By Miriam Humbe
The Federal Competition and Consumer Protection Commission (FCCPC) has unsealed the headquarters of Ikeja Electric Plc after the company committed to a binding undertaking to comply with the remedial process following consumer rights violations.
Ondaje Ijagwu, FCCPC’s Director, Corporate Affairs disclosed this in a statement signed on Friday.
The headquarters was earlier sealed on December 11, 2025, because Ikeja Electric failed to comply with a NERC directive to unbundle a Maximum Demand account into 20 individual accounts for a customer who had been without power for over two and half years.
Ikeja Electric undertook to resolve all consumer complaints referred to it by the FCCPC within agreed timelines. Any breach of the undertaking would expose it to renewed and escalated enforcement action under the Federal Competition and Consumer Protection Act.
Reacting, the Executive Vice Chairman and Chief Executive Officer of the FCCPC, Mr Tunji Bello, said the Commission’s intervention was necessary to enforce the provisions of the FCCPA (2018).

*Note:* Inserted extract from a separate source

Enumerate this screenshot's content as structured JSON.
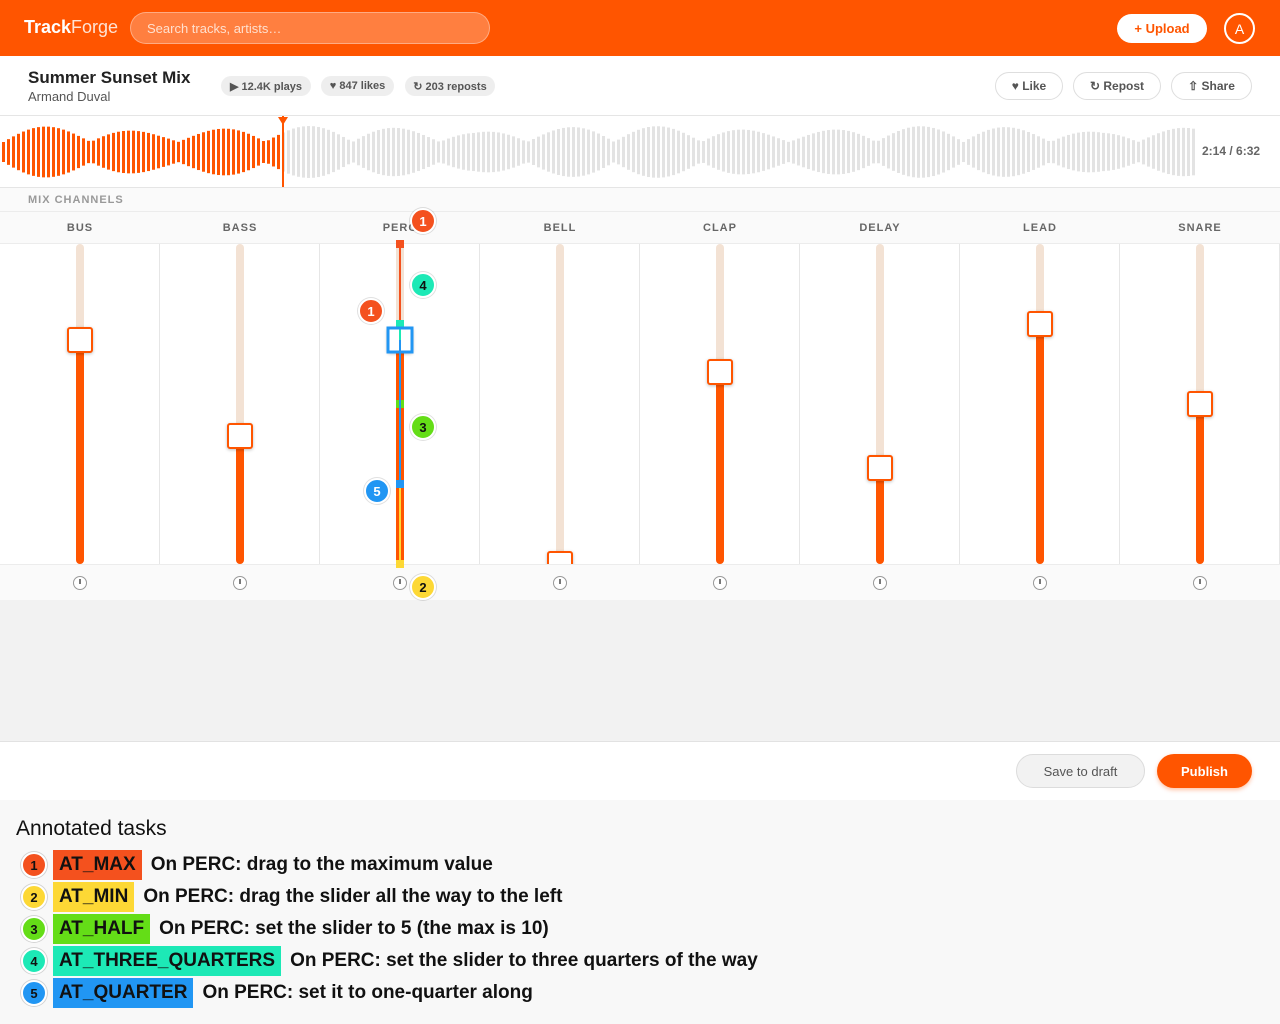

“Our responsibility is to ensure that consumers are treated fairly and that service providers comply with lawful decisions and directives. Enforcement is not an end in itself. Where compliance is achieved and credible commitments are made, the Commission will respond appropriately,” he said.
Clarifying further, Mr Bello said the outcome reflects the Commission’s balanced approach to regulation.
“We intervene decisively where consumer harm persists, and we de-escalate where enforceable compliance is secured. What remains constant is our duty to protect consumers and uphold regulatory accountability,” he said.